Brown highlighted that the upgraded resource would obviously boost the current mine plan and economic model.

He also said the group was possibly looking at a Hong Kong listing, which would involve getting a project valuation and competent persons report – which would reflect the changes since the BFS.

Importantly the Beijing Institute of Metallurgy is currently preparing a detailed mine design. The company should be starting construction in a couple of months, with earthworks getting underway in May.

When asked about the negotiations with China EximBank to finalise project financing, Brown said: “Everything’s going well, we’re busy.”

“The idea is that we’re getting a guarantee through the group company, CNMIM. So it is not really an issue, it is not particularly difficult from the bank’s point of view because they’ve already got a guarantee.”

Overall Brown emphasised that most of the project financing is in place.
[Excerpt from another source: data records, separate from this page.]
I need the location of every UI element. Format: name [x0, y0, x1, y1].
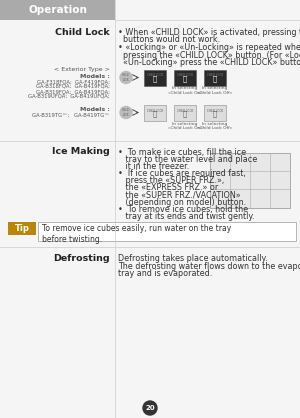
Text: (depending on model) button.: (depending on model) button.: [118, 198, 246, 207]
Text: CHILD LOCK: CHILD LOCK: [147, 74, 163, 77]
Text: 🔒: 🔒: [183, 110, 187, 117]
Text: The defrosting water flows down to the evaporating: The defrosting water flows down to the e…: [118, 262, 300, 271]
FancyBboxPatch shape: [210, 153, 290, 207]
Text: Tip: Tip: [15, 224, 29, 234]
Text: < Exterior Type >: < Exterior Type >: [54, 67, 110, 72]
Text: tray at its ends and twist gently.: tray at its ends and twist gently.: [118, 212, 254, 221]
Text: tray and is evaporated.: tray and is evaporated.: [118, 270, 212, 278]
Text: CHILD LOCK: CHILD LOCK: [147, 109, 163, 112]
FancyBboxPatch shape: [8, 222, 36, 235]
Text: •  To remove ice cubes, hold the: • To remove ice cubes, hold the: [118, 205, 248, 214]
Circle shape: [143, 401, 157, 415]
FancyBboxPatch shape: [204, 69, 226, 86]
Text: 🔓: 🔓: [213, 75, 217, 82]
Text: GA-B318FQA;  GA-B419FQA;: GA-B318FQA; GA-B419FQA;: [36, 84, 110, 89]
Text: the «SUPER FRZ./VACATION»: the «SUPER FRZ./VACATION»: [118, 191, 241, 200]
Text: GA-B319UFQA;  GA-B419UFQA;: GA-B319UFQA; GA-B419UFQA;: [28, 94, 110, 99]
Text: tray to the water level and place: tray to the water level and place: [118, 155, 257, 164]
Text: «Un-Locking» press the «CHILD LOCK» button for 2 secs.): «Un-Locking» press the «CHILD LOCK» butt…: [118, 58, 300, 67]
FancyBboxPatch shape: [0, 0, 115, 20]
Text: CHILD LOCK: CHILD LOCK: [177, 109, 193, 112]
Text: • When «CHILD LOCK» is activated, pressing the other: • When «CHILD LOCK» is activated, pressi…: [118, 28, 300, 37]
Text: «Child Lock On»: «Child Lock On»: [168, 126, 202, 130]
FancyBboxPatch shape: [174, 69, 196, 86]
Text: CHILD LOCK: CHILD LOCK: [207, 109, 223, 112]
Text: •  If ice cubes are required fast,: • If ice cubes are required fast,: [118, 169, 246, 178]
Text: To remove ice cubes easily, run water on the tray
before twisting.: To remove ice cubes easily, run water on…: [42, 224, 231, 244]
Text: CHILD LOCK: CHILD LOCK: [207, 74, 223, 77]
Text: Defrosting: Defrosting: [53, 255, 110, 263]
Text: 🔓: 🔓: [213, 110, 217, 117]
Text: buttons would not work.: buttons would not work.: [118, 36, 220, 44]
Text: pressing the «CHILD LOCK» button. (For «Locking» or: pressing the «CHILD LOCK» button. (For «…: [118, 51, 300, 59]
Text: Defrosting takes place automatically.: Defrosting takes place automatically.: [118, 255, 268, 263]
Text: GA-B319FQA;  GA-B419FQA;: GA-B319FQA; GA-B419FQA;: [36, 89, 110, 94]
Text: In selecting: In selecting: [202, 122, 228, 125]
Text: Models :: Models :: [80, 107, 110, 112]
FancyBboxPatch shape: [38, 222, 296, 242]
Text: CHILD
LOCK: CHILD LOCK: [122, 73, 130, 82]
FancyBboxPatch shape: [144, 104, 166, 120]
Text: In selecting: In selecting: [172, 87, 198, 91]
FancyBboxPatch shape: [144, 69, 166, 86]
FancyBboxPatch shape: [204, 104, 226, 120]
Text: «Child Lock Off»: «Child Lock Off»: [197, 91, 232, 95]
Text: 🔒: 🔒: [153, 75, 157, 82]
Text: Ice Making: Ice Making: [52, 148, 110, 156]
Text: CHILD LOCK: CHILD LOCK: [177, 74, 193, 77]
Text: •  To make ice cubes, fill the ice: • To make ice cubes, fill the ice: [118, 148, 246, 156]
Text: the «EXPRESS FRZ.» or: the «EXPRESS FRZ.» or: [118, 184, 218, 193]
Text: • «Locking» or «Un-Locking» is repeated whenever: • «Locking» or «Un-Locking» is repeated …: [118, 43, 300, 52]
Text: it in the freezer.: it in the freezer.: [118, 162, 189, 171]
Text: «Child Lock On»: «Child Lock On»: [168, 91, 202, 95]
Text: GA-F318FQA;  GA-F419FQA;: GA-F318FQA; GA-F419FQA;: [37, 79, 110, 84]
Text: press the «SUPER FRZ.»,: press the «SUPER FRZ.»,: [118, 176, 224, 185]
Text: 🔒: 🔒: [153, 110, 157, 117]
Text: «Child Lock Off»: «Child Lock Off»: [197, 126, 232, 130]
Text: CHILD
LOCK: CHILD LOCK: [122, 108, 130, 117]
Text: Operation: Operation: [28, 5, 87, 15]
Text: In selecting: In selecting: [202, 87, 228, 91]
Text: GA-B319TG™;   GA-B419TG™: GA-B319TG™; GA-B419TG™: [32, 112, 110, 117]
Text: 20: 20: [145, 405, 155, 411]
Circle shape: [120, 71, 132, 84]
FancyBboxPatch shape: [174, 104, 196, 120]
Text: Models :: Models :: [80, 74, 110, 79]
Circle shape: [120, 107, 132, 118]
Text: 🔒: 🔒: [183, 75, 187, 82]
Text: In selecting: In selecting: [172, 122, 198, 125]
Text: Child Lock: Child Lock: [55, 28, 110, 37]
Toting up the source of funds he notes that Kryso has about US$17 million in the bank and it’ll pick up US$78 million from the Eximbank - taking it up to US$95 million, leaving just US$15 million left to find.

He also expects Kryso’s two strategic Chinese shareholders, CNIMIM and Golden Max Group, to take up their proportion of any fundraising - they currently have 29.13 and 13.44 percent of Kryso shares, respectively.
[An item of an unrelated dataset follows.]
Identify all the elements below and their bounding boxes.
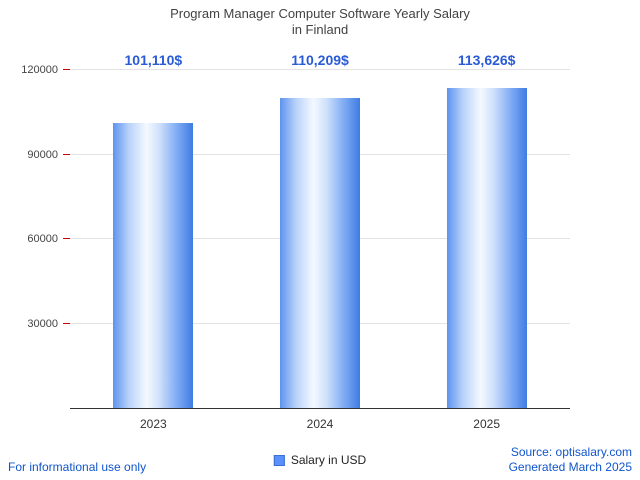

“So we’re probably only going to need to raise about 7 or 8 million dollars in additional funding. So financing does not look like it’s going to be a problem anymore,” Brown added.

Looking ahead to the coming months, Brown highlighted the resource update, the start of the mine construction phase and project financing news as the three key milestones that he believes will be important for investors.

Optiva’s Robertson concurs. In a note to clients he said that his current 28 pence a share valuation is based on the current mine economics stated in the BFS, and as such it may be re-calculated after the resource update to include any additional ounces in the measured and indicated resource categories.

“With the financing and project risks continuing to be reduced, on a per-ounce in the ground basis the stock looks substantially undervalued considering how near Pakrut may be to production,” Robertson said.

He adds: “Furthermore as the gold price is hovering around the $1,400 mark and cash operating costs are only $377 per ounce as estimated by the BFS, we would expect the per-ounce in the ground metric to be much higher than US$15.

“With the share price trading at around the 15p placing price at which China Nonferrous Metals invested its £11m last year and with all the above merits considered the stock offers clear investment appeal.”

The market may not be enthralled by the Pakrut gold project. But if all goes to plan the discount rating will unwind – and rapidly. In the meantime, Kryso plans to keep improving the project, and a series of upcoming announcements could spark new interest in the rapidly growing gold company.